From a purely probabilistic perspective, defining the distribution through f or through η is equivalent, as shown by the relation

$F(t)=1-\exp\left\{-\int_0^t\eta(x)\,\text{d}x\right\}$

but, from a simulation point of view, it may provide a different entry. Indeed, all that is needed is the ability to solve (in X) the equation

$\int_0^X\eta(x)\,\text{d}x=-\log(U)$

when U is a Uniform (0,1) variable.

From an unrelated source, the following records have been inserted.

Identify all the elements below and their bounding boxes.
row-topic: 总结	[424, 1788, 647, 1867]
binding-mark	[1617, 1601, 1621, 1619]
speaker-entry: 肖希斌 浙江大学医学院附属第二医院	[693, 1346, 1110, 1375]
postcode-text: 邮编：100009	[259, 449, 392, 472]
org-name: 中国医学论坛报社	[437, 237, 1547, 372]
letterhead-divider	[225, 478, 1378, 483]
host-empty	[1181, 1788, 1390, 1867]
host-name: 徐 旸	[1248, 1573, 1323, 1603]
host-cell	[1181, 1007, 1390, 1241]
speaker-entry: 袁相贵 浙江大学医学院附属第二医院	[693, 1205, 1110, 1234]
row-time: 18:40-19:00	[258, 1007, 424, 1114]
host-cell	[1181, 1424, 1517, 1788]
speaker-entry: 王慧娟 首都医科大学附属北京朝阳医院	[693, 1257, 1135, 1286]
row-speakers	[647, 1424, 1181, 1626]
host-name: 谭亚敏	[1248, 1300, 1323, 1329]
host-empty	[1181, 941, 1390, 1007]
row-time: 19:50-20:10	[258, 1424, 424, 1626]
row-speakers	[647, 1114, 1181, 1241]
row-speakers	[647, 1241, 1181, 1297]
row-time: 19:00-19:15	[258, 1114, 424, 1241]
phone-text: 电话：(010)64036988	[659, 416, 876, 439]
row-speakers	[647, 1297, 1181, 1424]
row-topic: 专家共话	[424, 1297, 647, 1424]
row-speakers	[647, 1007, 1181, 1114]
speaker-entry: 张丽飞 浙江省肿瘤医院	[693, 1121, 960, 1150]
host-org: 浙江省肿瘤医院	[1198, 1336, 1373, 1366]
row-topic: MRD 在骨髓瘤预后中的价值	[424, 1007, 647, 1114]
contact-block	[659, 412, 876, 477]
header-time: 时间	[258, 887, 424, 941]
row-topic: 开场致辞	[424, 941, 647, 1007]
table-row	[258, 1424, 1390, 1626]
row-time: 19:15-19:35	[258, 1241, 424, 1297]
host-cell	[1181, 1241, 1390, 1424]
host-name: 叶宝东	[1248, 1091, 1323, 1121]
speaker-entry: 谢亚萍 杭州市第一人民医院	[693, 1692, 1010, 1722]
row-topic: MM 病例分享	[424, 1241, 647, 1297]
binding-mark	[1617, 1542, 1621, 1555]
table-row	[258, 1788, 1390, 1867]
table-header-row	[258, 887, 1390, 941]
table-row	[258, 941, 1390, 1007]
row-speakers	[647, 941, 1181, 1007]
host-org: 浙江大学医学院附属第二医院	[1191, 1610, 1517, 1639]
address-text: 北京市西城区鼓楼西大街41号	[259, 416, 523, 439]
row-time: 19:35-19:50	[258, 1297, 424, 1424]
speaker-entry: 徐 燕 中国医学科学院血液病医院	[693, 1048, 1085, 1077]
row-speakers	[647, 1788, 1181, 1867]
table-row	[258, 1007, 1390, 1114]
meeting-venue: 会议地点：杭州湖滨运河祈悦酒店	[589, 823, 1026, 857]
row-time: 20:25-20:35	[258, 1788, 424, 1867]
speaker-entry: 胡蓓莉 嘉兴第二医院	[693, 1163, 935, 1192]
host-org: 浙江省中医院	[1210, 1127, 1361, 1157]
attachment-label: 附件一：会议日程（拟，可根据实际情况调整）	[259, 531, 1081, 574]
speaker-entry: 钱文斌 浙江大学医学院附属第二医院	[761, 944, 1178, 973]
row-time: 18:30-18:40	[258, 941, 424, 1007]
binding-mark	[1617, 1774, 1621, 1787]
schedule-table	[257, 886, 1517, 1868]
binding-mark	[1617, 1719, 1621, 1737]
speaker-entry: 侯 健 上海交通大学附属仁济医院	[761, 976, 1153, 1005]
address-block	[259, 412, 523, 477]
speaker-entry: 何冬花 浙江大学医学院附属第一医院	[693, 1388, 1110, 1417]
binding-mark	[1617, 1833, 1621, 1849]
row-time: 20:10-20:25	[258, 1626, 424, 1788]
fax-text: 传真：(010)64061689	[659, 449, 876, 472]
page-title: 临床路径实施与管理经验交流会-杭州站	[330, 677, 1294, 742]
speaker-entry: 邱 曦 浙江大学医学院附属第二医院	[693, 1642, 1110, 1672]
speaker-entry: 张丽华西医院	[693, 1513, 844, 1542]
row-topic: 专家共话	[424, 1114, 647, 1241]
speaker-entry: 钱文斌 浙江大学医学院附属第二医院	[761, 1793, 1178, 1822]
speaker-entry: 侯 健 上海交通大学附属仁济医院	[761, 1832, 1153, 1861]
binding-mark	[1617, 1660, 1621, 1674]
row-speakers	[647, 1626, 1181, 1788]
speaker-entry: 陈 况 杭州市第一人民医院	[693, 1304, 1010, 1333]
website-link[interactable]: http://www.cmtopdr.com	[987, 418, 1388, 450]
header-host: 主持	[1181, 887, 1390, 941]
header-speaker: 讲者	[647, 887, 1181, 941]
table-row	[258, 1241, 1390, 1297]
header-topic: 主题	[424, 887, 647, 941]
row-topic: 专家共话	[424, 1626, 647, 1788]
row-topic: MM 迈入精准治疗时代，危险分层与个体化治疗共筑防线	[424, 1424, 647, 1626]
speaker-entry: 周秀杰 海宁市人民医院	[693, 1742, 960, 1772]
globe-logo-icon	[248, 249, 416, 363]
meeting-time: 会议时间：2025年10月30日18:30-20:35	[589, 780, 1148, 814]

Which may help in that it does not require a derivation of f. Obviously, this also begs the question as to why would a distribution be defined by its failure rate function.

## the Grumble distribution and an ODE

Posted in Books, Kids, R, Statistics, University life with tags , , , , , , on December 3, 2014 by xi'an

As ‘Og’s readers may have noticed, I paid some recent visits to Cross Validated (although I find this too addictive to be sustainable on a long term basis!, and as already reported a few years ago frustrating at several levels from questions asked without any preliminary personal effort, to a lack of background material to understand hints towards the answer, to not even considering answers [once the homework due date was past?], &tc.). Anyway, some questions are nonetheless great puzzles, to with this one about the possible transformation of a random variable R with density

$p(r|\lambda) = \dfrac{2\lambda r\exp\left(\lambda\exp\left(-r^{2}\right)-r^{2}\right)}{\exp\left(\lambda\right)-1}$

into a Gumble distribution. While the better answer is that it translates into a power law,

$V=e^{e^{-R^2}}\sim q(v|\lambda)\propto v^{\lambda-1}\mathbb{I}_{(1,e)}(v)$,

I thought using the S=R² transform could work but obtained a wrong sign in the pseudo-Gumble density

$W=S-\log(\lambda)\sim \eth(w)\propto\exp\left(\exp(-w)-w\right)$

and then went into seeking another transform into a Gumbel rv T, which amounted to solve the differential equation

$\exp\left(-e^{-t}-t\right)\text{d}t=\exp\left(e^{-w}-w\right)\text{d}w$

As I could not solve analytically the ODE, I programmed a simple Runge-Kutta numerical resolution as follows:

solvR=function(prec=10^3,maxz=1){
z=seq(1,maxz,le=prec)
t=rep(1,prec) #t(1)=1
for (i in 2:prec)
t[i]=t[i-1]+(z[i]-z[i-1])*exp(-z[i-1]+
exp(-z[i-1])+t[i-1]+exp(-t[i-1]))
zold=z
z=seq(.1/maxz,1,le=prec)
t=c(t[-prec],t)
for (i in (prec-1):1)
t[i]=t[i+1]+(z[i]-z[i+1])*exp(-z[i+1]+
exp(-z[i+1])+t[i+1]+exp(-t[i+1]))
return(cbind(c(z[-prec],zold),t))
}


Which shows that [the increasing] t(w) quickly gets too large for the function to be depicted. But this is a fairly useless result in that a transform of the original variable and of its parameter into an arbitrary distribution is always possible, given that  W above has a fixed distribution… Hence the pun on Gumble in the title.